Le feuillage argenté de l’olivier reluit le long des côtes de presque toute la Méditerranée, et l’arbre, par sa seule présence, caractérise un climat tempéré non sans chaleur, doux en hiver, souvent variable en toute saison et relativement sec : le climat de l’Espagne, moins les provinces basques et la Galice ; de l’Italie, moins le Piémont et le Milanais ; de la péninsule des Balkans, moins sa partie centrale ; des côtes de l’Asie Mineure, de la Palestine, de la Crimée, de presque toute la zone barbaresque.

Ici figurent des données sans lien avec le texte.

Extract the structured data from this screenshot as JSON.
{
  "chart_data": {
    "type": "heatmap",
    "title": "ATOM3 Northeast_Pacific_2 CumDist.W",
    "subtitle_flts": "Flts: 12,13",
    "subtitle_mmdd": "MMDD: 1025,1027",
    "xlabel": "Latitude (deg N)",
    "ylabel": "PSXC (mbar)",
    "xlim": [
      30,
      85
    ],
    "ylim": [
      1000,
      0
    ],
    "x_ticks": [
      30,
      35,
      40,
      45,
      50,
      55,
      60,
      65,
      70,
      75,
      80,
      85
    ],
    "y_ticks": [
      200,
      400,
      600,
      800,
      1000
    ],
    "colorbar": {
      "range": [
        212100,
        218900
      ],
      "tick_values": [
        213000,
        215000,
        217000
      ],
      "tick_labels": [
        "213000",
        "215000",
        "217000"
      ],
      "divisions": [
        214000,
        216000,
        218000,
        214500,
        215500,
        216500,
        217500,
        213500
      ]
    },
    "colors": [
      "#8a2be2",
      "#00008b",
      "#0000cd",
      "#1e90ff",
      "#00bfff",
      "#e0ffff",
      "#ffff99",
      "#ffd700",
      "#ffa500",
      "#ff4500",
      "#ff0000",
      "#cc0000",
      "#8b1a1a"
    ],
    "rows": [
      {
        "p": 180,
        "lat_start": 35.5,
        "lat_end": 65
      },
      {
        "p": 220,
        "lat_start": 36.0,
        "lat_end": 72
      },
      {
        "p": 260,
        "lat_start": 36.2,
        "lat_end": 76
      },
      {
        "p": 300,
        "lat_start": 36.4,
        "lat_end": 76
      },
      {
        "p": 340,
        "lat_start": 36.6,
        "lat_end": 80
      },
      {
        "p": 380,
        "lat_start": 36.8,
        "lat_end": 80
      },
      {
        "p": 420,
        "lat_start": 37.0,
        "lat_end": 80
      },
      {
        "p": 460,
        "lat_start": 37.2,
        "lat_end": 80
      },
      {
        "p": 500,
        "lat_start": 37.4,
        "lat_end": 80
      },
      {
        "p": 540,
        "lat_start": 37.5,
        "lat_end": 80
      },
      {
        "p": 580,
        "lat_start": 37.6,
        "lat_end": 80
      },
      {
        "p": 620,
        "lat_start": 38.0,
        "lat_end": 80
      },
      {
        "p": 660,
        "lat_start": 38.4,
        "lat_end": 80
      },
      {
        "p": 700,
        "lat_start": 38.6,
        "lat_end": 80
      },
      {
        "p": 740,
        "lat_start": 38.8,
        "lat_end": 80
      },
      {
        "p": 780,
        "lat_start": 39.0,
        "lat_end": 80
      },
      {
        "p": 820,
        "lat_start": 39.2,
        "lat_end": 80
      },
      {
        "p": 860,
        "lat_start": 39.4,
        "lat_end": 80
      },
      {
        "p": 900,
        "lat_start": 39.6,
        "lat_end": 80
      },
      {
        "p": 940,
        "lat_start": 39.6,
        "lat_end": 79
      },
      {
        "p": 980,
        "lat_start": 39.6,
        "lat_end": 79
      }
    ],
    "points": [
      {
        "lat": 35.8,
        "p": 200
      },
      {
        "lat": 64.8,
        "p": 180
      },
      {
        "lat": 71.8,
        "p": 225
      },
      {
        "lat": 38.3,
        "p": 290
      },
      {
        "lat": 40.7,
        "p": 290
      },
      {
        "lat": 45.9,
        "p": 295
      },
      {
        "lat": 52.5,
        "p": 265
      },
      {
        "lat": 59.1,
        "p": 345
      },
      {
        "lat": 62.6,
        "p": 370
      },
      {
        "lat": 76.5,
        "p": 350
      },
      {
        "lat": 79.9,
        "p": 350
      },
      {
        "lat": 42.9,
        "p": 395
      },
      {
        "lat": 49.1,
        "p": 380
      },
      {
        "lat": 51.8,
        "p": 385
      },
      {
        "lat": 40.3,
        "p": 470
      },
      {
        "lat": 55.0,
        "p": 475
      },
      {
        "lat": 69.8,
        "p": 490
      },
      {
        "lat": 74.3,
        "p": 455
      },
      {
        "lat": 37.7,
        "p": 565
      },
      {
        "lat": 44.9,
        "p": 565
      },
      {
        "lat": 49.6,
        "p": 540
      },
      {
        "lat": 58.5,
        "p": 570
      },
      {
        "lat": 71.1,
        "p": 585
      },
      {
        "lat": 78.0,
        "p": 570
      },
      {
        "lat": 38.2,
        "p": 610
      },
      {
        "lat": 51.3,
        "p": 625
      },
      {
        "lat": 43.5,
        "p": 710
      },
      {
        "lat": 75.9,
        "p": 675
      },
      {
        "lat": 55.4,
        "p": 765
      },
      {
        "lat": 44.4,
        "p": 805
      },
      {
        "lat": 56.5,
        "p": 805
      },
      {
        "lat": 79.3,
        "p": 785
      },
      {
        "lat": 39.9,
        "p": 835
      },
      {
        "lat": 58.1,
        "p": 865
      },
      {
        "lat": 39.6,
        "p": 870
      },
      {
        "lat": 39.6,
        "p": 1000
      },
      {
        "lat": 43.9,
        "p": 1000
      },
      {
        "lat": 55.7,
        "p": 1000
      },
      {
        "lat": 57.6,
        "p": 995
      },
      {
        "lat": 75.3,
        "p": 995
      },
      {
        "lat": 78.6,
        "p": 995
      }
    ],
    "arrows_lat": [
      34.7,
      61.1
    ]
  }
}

La France ne possède d’oliviers que dans un territoire assez resserré dont la délimitation a occupé plus d’un botaniste, plus d’un agronome, plus d’un météorologiste. Supposons un voyageur débarquant à Marseille et se dirigeant vers l’intérieur de la France, en observant à travers la portière de son wagon les modifications de la culture des champs ; s’il s’attache à suivre l’olivier, il le perdra de vue : en allant à Toulouse, avant Carcassonne ; en montant à Clermont, aux approches de la Grand’Combe ; en se tournant vers Lyon, un peu en deçà de Montélimar ; en s’élevant vers Grenoble, aux alentours de Sisteron. En revanche, l’olivier ne cesse de border les voies littorales Marseille-Vintimille et Marseille-Cerbère.

Si on essaie de comparer cette limite culturale avec d’autres frontières végétales, on voit surgir de curieuses anomalies. A l’ouest du Rhône, dans la direction des Corbières, l’olivier refuse de se maintenir au delà de 300 ou 400 mètres d’altitude, et, plus accommodant, le chêne vert spontané déborde en dehors du domaine de l’olivier. Au pied des Basses-Alpes, les deux rôles mutuels s’intervertissent. Déjà, dans les Baronnies, — arrondissement de Nyons, — l’olivier, enfoncé à plus de 150 kilomètres des côtes, grimpe à 500 ou 600 mètres. Dans le recoin montagneux du Var où nous écrivons ces lignes, vignobles et olivettes s’évanouissent en même temps lorsqu’on remonte les vallées qui serpentent entre les chaînons que nous avons sous les yeux. Dans les Alpes-Maritimes, on a cité des récoltes d’huile provenant d’olives cueillies à plus de 1 000 mètres d’altitude.